第十話 最低

「美恵、どういうこと?」
「嫌だ、嫌だよこんなの! 智恵美、助けて!」
「落ち着いて。何があったの。話せたらでいいから教えて」

美恵は首を横にブンブンと振る。

目が血走っている、その尋常ではない様子に、私は何とか彼女をなだめようと、小さな肩に手を添えた。

「わかった、大丈夫だから、深呼吸して」
「うん……」
「智恵美、下村さんをみてて」

ふと、桐崎くんが立ち上がった。

「一階の様子を見てくる」

美恵は真っ青な顔で、そのまま泣き出してしまった。


彼が戻ってくるのに、さほど時間はかからなかった。

「様子は?」

私の問いに、桐崎くんは左手をひらひらさせて、

「何ともない。『何も起きていない』。でしょ、下村さん」

美恵はビクッと体を反応させた。

「どういうこと?」

しかし桐崎くんは、私を制するように、

「掘り下げるのは酷だよ、智恵美」
「え……」

事態が、まるでつかめない。

戸惑う私に構うことなく、桐崎くんは続ける。

「ただの気絶だろう。呼吸を確認したよ」

それを聞いた美恵の表情から、若干こわばりが消えた。

「藤城先輩、死んでないの?」
「心配ないよ」
「心配なんか……」
「する価値はないと?」

桐崎くんの口調はいつに増して怜悧だ。しかし、美恵の言葉はそれ以上に冷たかった。

「あんな奴、消えればいいのに」

おかしい。美恵は藤城先輩に好意を寄せていると半ば公言しているはずではなかったか。

私は、美恵の目をまっすぐ見て問うた。

「話して。何があったの」
「智恵美が悪いんだ」
「はい?」

急に怒りの鉾先を向けられ、私は困惑した。

「智恵美が藤城先輩の気持ちを無視するから、私がいつだって犠牲になるんだ」
「え……?」

わめく美恵。桐崎くんの表情は、一切変わらなかった。


美恵の口から語られた、事の顛末はこうだ。

他のサークルメンバーの余計な計らいで、二人きりになった藤城先輩と美恵だったが、突然、体の関係を求められたという。美恵が拒否すると、

「あれ、俺のこと好きじゃなかったっけ」

と言い放たれたそうだ。

美恵の恋慕はそんな小汚いものではなかった。いきなりそんなことをするのは、どうにも許せなかった。だから、美恵は無我夢中で、藤城先輩を突き飛ばしたという。
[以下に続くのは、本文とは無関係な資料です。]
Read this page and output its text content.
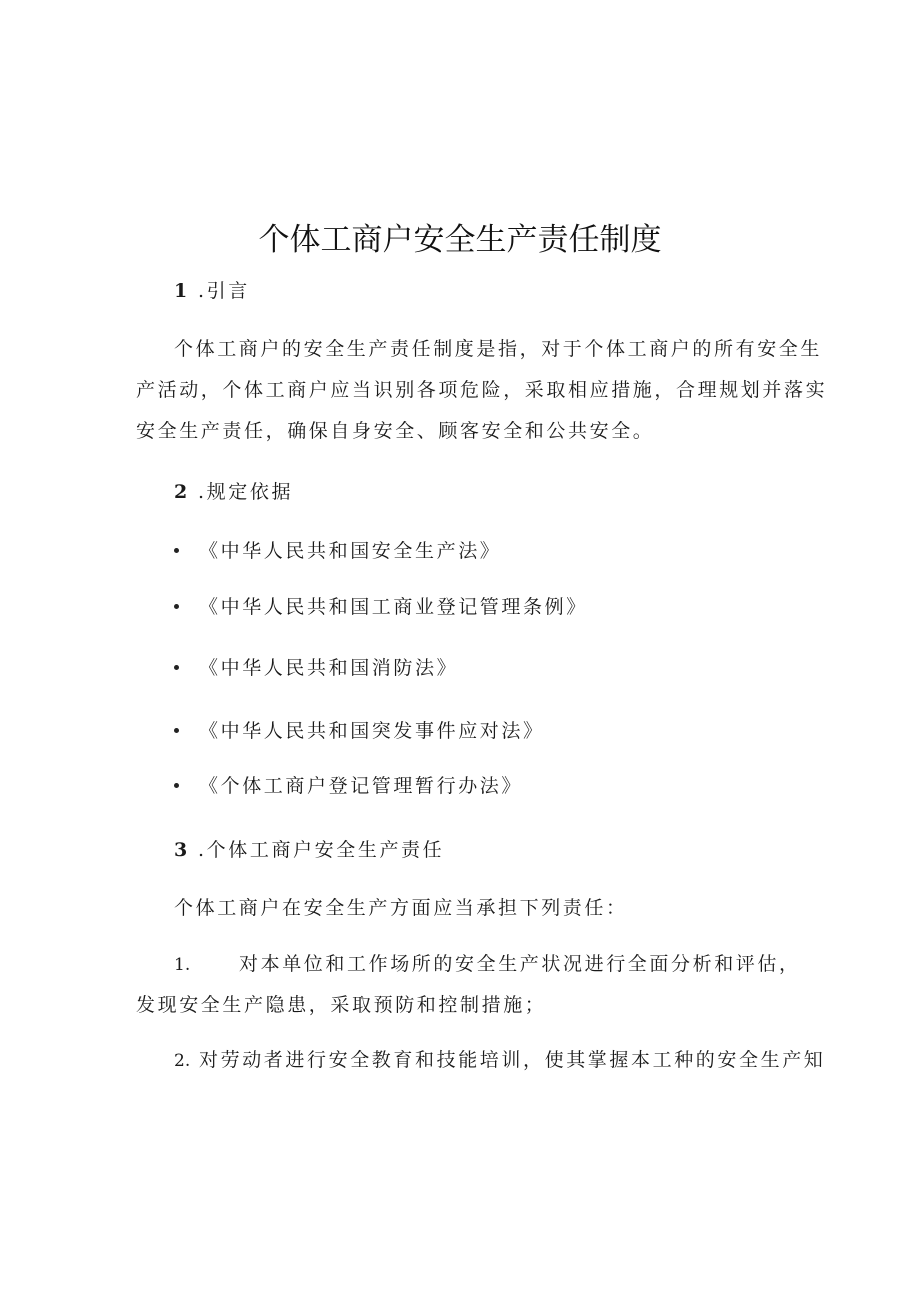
个体工商户安全生产责任制度
1 .引言
个体工商户的安全生产责任制度是指，对于个体工商户的所有安全生
产活动，个体工商户应当识别各项危险，采取相应措施，合理规划并落实
安全生产责任，确保自身安全、顾客安全和公共安全。
2 .规定依据
《中华人民共和国安全生产法》
《中华人民共和国工商业登记管理条例》
《中华人民共和国消防法》
《中华人民共和国突发事件应对法》
《个体工商户登记管理暂行办法》
3 .个体工商户安全生产责任
个体工商户在安全生产方面应当承担下列责任：
1.	对本单位和工作场所的安全生产状况进行全面分析和评估，
发现安全生产隐患，采取预防和控制措施；
2. 对劳动者进行安全教育和技能培训，使其掌握本工种的安全生产知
結果、藤城先輩は頭部を打って気絶。顔面蒼白の美恵が私の部屋に駆け込んできたということらしかった。

「……そんな、藤城先輩が、ひどいことを」

私が言いかけたその言葉に、美恵は噛み付いてきた。

「あの人、最低。智恵美が思うよりずっと」
「……そう」
「『そう』、じゃないわよ! 藤城先輩は、私なんかより智恵美のことが……」

そう言って、美恵はまた泣き出してしまった。

桐崎くんは、涼しい顔で窓の外の星を眺めていた。